Chama has only about 2,000 residents. It takes creativity and ingenuity to make a living here. When the Porters first arrived Bob got a job thinning trees for the Forest Service, and the couple used some of those logs to build the first part of their house – a log cabin – on six acres a couple miles outside town. They had two children, and worked odd jobs for years to pay for the house and the additions they later put on. Melissa was a librarian in town, and Bob ran a trash collection service. They raised goats and made cheese and milk for a while. Bob helped other people build houses and learned how to make furniture for sale.
Bob and Melissa learned how to keep bees. They began selling fresh produce and canned jams and jellies at local markets. They discovered many of the tricks required to garden successfully at high elevation: using row covers to protect tender plants from frost, placing shade covers over leafy greens to shield them from strong sunlight, applying chopped dead flowers and grasses as mulch, even keeping trays full of new seedlings warm in the winter by placing them atop their water bed (during those weeks the couple sleeps in another bed). They added on to the house a few times; it now includes a sun room/greenhouse, a second story, and a stone addition. In winter they rent cross-country skis and boots to area visitors.

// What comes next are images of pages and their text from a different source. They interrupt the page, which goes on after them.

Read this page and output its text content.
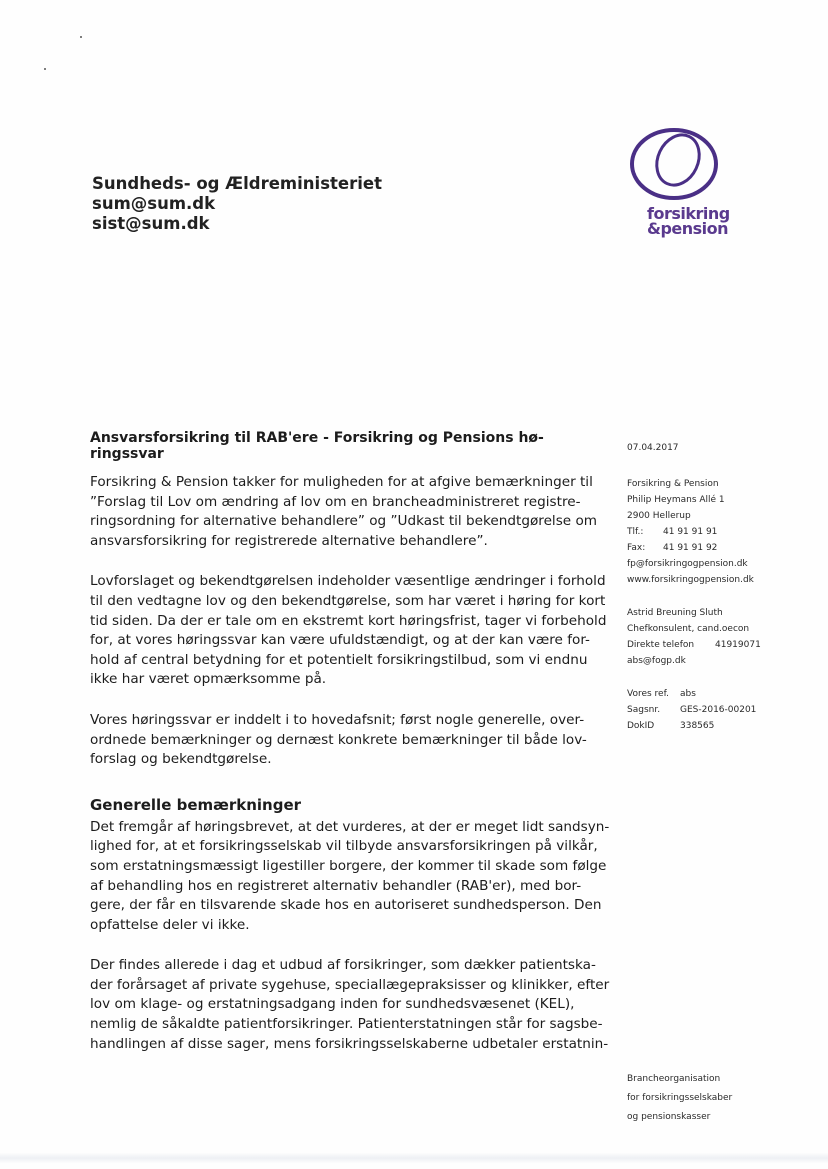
Sundheds- og Ældreministeriet
sum@sum.dk
sist@sum.dk
forsikring
&pension
Ansvarsforsikring til RAB'ere - Forsikring og Pensions hø-
ringssvar

Forsikring & Pension takker for muligheden for at afgive bemærkninger til
”Forslag til Lov om ændring af lov om en brancheadministreret registre-
ringsordning for alternative behandlere” og ”Udkast til bekendtgørelse om
ansvarsforsikring for registrerede alternative behandlere”.

Lovforslaget og bekendtgørelsen indeholder væsentlige ændringer i forhold
til den vedtagne lov og den bekendtgørelse, som har været i høring for kort
tid siden. Da der er tale om en ekstremt kort høringsfrist, tager vi forbehold
for, at vores høringssvar kan være ufuldstændigt, og at der kan være for-
hold af central betydning for et potentielt forsikringstilbud, som vi endnu
ikke har været opmærksomme på.

Vores høringssvar er inddelt i to hovedafsnit; først nogle generelle, over-
ordnede bemærkninger og dernæst konkrete bemærkninger til både lov-
forslag og bekendtgørelse.

Generelle bemærkninger

Det fremgår af høringsbrevet, at det vurderes, at der er meget lidt sandsyn-
lighed for, at et forsikringsselskab vil tilbyde ansvarsforsikringen på vilkår,
som erstatningsmæssigt ligestiller borgere, der kommer til skade som følge
af behandling hos en registreret alternativ behandler (RAB'er), med bor-
gere, der får en tilsvarende skade hos en autoriseret sundhedsperson. Den
opfattelse deler vi ikke.

Der findes allerede i dag et udbud af forsikringer, som dækker patientska-
der forårsaget af private sygehuse, speciallægepraksisser og klinikker, efter
lov om klage- og erstatningsadgang inden for sundhedsvæsenet (KEL),
nemlig de såkaldte patientforsikringer. Patienterstatningen står for sagsbe-
handlingen af disse sager, mens forsikringsselskaberne udbetaler erstatnin-

07.04.2017
Forsikring & Pension
Philip Heymans Allé 1
2900 Hellerup
Tlf.:	41 91 91 91
Fax:	41 91 91 92
fp@forsikringogpension.dk
www.forsikringogpension.dk
Astrid Breuning Sluth
Chefkonsulent, cand.oecon
Direkte telefon	41919071
abs@fogp.dk
Vores ref.	abs
Sagsnr.	GES-2016-00201
DokID	338565
Brancheorganisation
for forsikringsselskaber
og pensionskasser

A significant part of their livelihood, though, is Melissa’s wildcrafting business. She collects and dries about fifty types of plants and sells these to a couple of stores and at a farmers market, as well as at the ski shop. It’s a passion that began back in California. “It all started in 1970,” Melissa explains. “A friend pointed out some lambsquarters. I was in awe. Here was this weed that was so common, and so delicious.”
Once in New Mexico, Melissa began recognizing the local plants one at a time, without formal instruction. She learned to identify and collect everything from mint to mullein to yarrow, from snake broom to rose hips to echinacea. She and Bob developed a yearly collection cycle that begins in May with wild parsley, peaks during the summer rainy season in July and August, and tapers off in October when they dig for osha roots up in the mountains. She also began to plant her favorites close by.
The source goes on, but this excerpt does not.